Welcome To Tax Poverty Week
Someone or other has decided that this is Living Wage Week. A far better name, one that properly describes the reality, is Tax Poverty Week.
I've a long piece here laying out the basic argument. Cutting to the chase the core arguiment is very simple. The sugggested Living Wage of 7.20 an hour is a pre-tax wage. Once you've taken off the tax and NI due on that sum the resulting post-tax income is only 50 pounds a year different from what the minimum wage untaxed would be. Therefore the minimum wage is indeed the living wage except for the depredations that government makes into the pocketbooks of the poor.
That is, the poor are being taxed into poverty, it isn't that employers are paying too little. So let's start calling it what it is: tax poverty.

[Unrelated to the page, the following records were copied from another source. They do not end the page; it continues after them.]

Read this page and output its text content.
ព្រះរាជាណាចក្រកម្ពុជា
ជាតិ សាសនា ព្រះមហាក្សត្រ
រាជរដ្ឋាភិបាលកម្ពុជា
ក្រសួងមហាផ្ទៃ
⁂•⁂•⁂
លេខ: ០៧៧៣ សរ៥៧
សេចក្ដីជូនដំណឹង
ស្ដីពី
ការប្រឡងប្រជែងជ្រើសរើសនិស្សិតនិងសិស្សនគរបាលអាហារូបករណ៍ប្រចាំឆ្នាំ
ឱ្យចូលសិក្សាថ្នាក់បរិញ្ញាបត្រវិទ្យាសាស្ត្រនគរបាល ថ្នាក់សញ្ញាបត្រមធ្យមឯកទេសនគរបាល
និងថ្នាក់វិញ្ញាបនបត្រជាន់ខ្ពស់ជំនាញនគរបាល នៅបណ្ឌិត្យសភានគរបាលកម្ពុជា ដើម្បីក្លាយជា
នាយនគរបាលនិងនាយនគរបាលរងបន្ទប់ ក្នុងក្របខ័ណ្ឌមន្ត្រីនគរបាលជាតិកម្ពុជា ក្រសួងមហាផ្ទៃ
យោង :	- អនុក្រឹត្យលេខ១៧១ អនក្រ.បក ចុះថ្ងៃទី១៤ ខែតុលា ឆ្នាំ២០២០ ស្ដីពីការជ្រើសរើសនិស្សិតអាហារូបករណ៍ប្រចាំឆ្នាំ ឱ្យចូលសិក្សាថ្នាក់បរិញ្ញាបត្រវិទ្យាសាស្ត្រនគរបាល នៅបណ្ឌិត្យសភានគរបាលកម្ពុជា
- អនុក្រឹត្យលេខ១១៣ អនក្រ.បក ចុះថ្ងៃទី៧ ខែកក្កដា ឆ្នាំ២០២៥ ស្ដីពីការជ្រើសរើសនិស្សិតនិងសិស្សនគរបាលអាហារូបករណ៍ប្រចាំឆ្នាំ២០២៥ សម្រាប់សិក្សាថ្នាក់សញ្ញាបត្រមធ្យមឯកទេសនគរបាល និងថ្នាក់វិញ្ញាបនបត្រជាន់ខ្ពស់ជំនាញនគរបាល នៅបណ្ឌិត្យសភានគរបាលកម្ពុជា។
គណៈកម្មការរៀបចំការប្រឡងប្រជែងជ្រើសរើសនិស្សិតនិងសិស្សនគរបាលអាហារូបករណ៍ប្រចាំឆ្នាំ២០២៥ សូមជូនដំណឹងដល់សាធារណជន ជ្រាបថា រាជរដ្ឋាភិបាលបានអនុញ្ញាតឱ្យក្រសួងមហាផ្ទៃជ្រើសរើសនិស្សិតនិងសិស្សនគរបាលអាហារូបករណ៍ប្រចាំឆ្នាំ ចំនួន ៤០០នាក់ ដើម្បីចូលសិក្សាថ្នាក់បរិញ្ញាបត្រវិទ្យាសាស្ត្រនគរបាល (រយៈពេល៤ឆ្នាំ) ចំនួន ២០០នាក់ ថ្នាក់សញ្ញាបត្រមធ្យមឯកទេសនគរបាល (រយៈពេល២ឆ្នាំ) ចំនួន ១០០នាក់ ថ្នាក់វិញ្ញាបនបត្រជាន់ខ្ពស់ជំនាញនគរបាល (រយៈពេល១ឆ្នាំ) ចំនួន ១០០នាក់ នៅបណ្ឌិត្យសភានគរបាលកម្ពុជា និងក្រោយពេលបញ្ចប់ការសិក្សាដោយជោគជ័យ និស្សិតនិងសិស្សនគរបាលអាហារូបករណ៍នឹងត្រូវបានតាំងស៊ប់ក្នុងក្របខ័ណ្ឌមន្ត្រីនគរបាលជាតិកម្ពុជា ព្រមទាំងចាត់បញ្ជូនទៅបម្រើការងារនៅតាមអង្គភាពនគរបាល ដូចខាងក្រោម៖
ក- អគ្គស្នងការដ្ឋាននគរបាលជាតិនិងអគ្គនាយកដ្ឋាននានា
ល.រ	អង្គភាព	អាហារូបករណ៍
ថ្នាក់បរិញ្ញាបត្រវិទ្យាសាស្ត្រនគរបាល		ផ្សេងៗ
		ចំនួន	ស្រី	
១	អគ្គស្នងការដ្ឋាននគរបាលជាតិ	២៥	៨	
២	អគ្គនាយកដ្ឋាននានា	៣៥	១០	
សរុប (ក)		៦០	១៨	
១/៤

So my suggestion for this coming week is that every time someone mentions the living wage we should just replace that mention with the phrase "tax poverty".
And then we've got a truly ludicrous suggestion:
Miliband will pledge that in the first year of a Labour government firms which sign up to the living wage will receive a tax rebate of up to £1,000 for every low-paid worker who gets a pay rise, funded by tax and national insurance revenue from the higher wages.
You what? Someone is suggesting that we make sure the working poor have more money by taking more off them in tax?
Eh?
It's really terribly, terribly simple. The UK tax system dips into incomes too far down the scale. Thus if you want the working poor to have more money please, just stop taxing them so damn much.
Intending to tax them more is an insanity worthy of a lunatic asylum.